Twelve medical students studying at the University of Medical Sciences and Technology (UMST), Khartoum, Sudan, have travelled to Turkey with the intention of crossing into Syria to join ISIS.
The university’s Dean of Students, Ahmed Babaker, told Reuters on Sunday that the students left without the knowledge of their families.
“Twelve students, nine male and three female, in the faculty of medicine left for Turkey last Friday, most of them on Turkish Airlines, without the knowledge of their families,” Babaker said.
“They were supposed to sit an exam last Friday and they tricked their families by saying they would study at their colleagues’ homes on Thursday.
"They left at dawn on Friday."
According to him, seven of them had British passports, two carried Canadian passports, one student had a U.S. passport while two held Sudanese passports.

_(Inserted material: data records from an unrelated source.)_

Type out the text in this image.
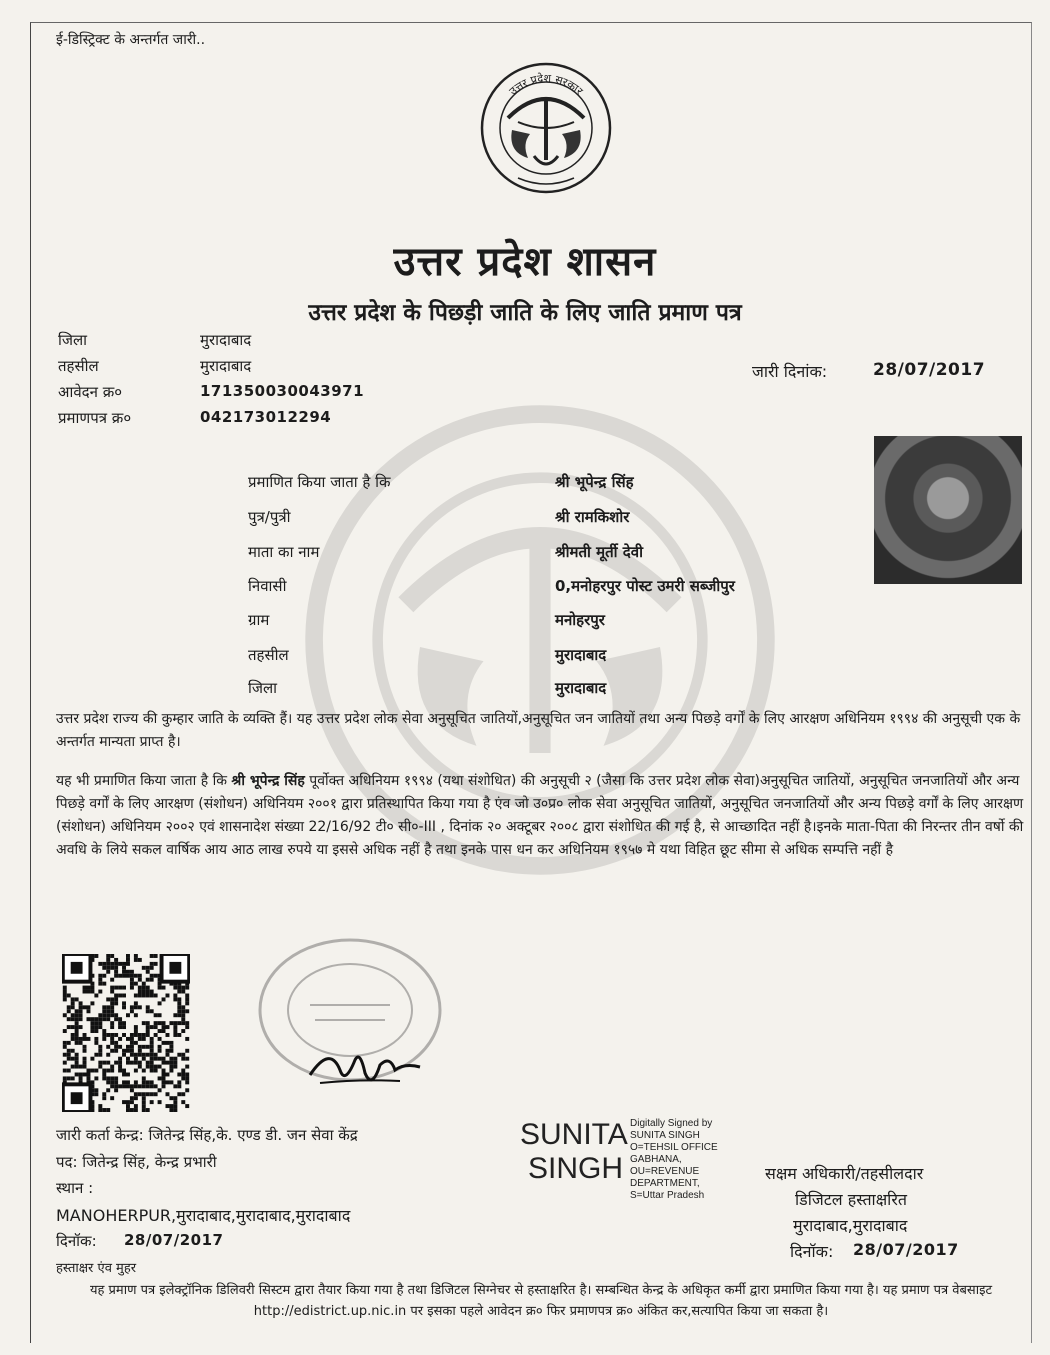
ई-डिस्ट्रिक्ट के अन्तर्गत जारी..
उत्तर प्रदेश सरकार
उत्तर प्रदेश शासन
उत्तर प्रदेश के पिछड़ी जाति के लिए जाति प्रमाण पत्र
जिला	मुरादाबाद
तहसील	मुरादाबाद
आवेदन क्र०	171350030043971
प्रमाणपत्र क्र०	042173012294
जारी दिनांक:	28/07/2017
प्रमाणित किया जाता है कि	श्री भूपेन्द्र सिंह
पुत्र/पुत्री	श्री रामकिशोर
माता का नाम	श्रीमती मूर्ती देवी
निवासी	0,मनोहरपुर पोस्ट उमरी सब्जीपुर
ग्राम	मनोहरपुर
तहसील	मुरादाबाद
जिला	मुरादाबाद
उत्तर प्रदेश राज्य की कुम्हार जाति के व्यक्ति हैं। यह उत्तर प्रदेश लोक सेवा अनुसूचित जातियों,अनुसूचित जन जातियों तथा अन्य पिछड़े वर्गों के लिए आरक्षण अधिनियम १९९४ की अनुसूची एक के अन्तर्गत मान्यता प्राप्त है।
यह भी प्रमाणित किया जाता है कि श्री भूपेन्द्र सिंह पूर्वोक्त अधिनियम १९९४ (यथा संशोधित) की अनुसूची २ (जैसा कि उत्तर प्रदेश लोक सेवा)अनुसूचित जातियों, अनुसूचित जनजातियों और अन्य पिछड़े वर्गों के लिए आरक्षण (संशोधन) अधिनियम २००१ द्वारा प्रतिस्थापित किया गया है एंव जो उ०प्र० लोक सेवा अनुसूचित जातियों, अनुसूचित जनजातियों और अन्य पिछड़े वर्गों के लिए आरक्षण (संशोधन) अधिनियम २००२ एवं शासनादेश संख्या 22/16/92 टी० सी०-III , दिनांक २० अक्टूबर २००८ द्वारा संशोधित की गई है, से आच्छादित नहीं है।इनके माता-पिता की निरन्तर तीन वर्षो की अवधि के लिये सकल वार्षिक आय आठ लाख रुपये या इससे अधिक नहीं है तथा इनके पास धन कर अधिनियम १९५७ मे यथा विहित छूट सीमा से अधिक सम्पत्ति नहीं है
जारी कर्ता केन्द्र: जितेन्द्र सिंह,के. एण्ड डी. जन सेवा केंद्र
पद: जितेन्द्र सिंह, केन्द्र प्रभारी
स्थान :
MANOHERPUR,मुरादाबाद,मुरादाबाद,मुरादाबाद
दिनॉक: 28/07/2017
हस्ताक्षर एंव मुहर
SUNITA
SINGH
Digitally Signed by
SUNITA SINGH
O=TEHSIL OFFICE
GABHANA,
OU=REVENUE
DEPARTMENT,
S=Uttar Pradesh
सक्षम अधिकारी/तहसीलदार
डिजिटल हस्ताक्षरित
मुरादाबाद,मुरादाबाद
दिनॉक: 28/07/2017
यह प्रमाण पत्र इलेक्ट्रॉनिक डिलिवरी सिस्टम द्वारा तैयार किया गया है तथा डिजिटल सिग्नेचर से हस्ताक्षरित है। सम्बन्धित केन्द्र के अधिकृत कर्मी द्वारा प्रमाणित किया गया है। यह प्रमाण पत्र वेबसाइट http://edistrict.up.nic.in पर इसका पहले आवेदन क्र० फिर प्रमाणपत्र क्र० अंकित कर,सत्यापित किया जा सकता है।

He however revealed that Turkish authorities have arrested three of them at an unspecified airport.
It will be recalled that another group of UMST medical students had in March travelled to Turkey en route to Syria.
Both group of students are reportedly from well to do families, studied at UMST and lived most of their lives abroad.
Speculations are now that, UMST, founded by a Sudanese Islamist lawmaker, and may then be an ISI breeding ground.
A spokesperson for both the British embassy in Khartoum and Britain’s Foreign Office in London confirmed the seven students' movement.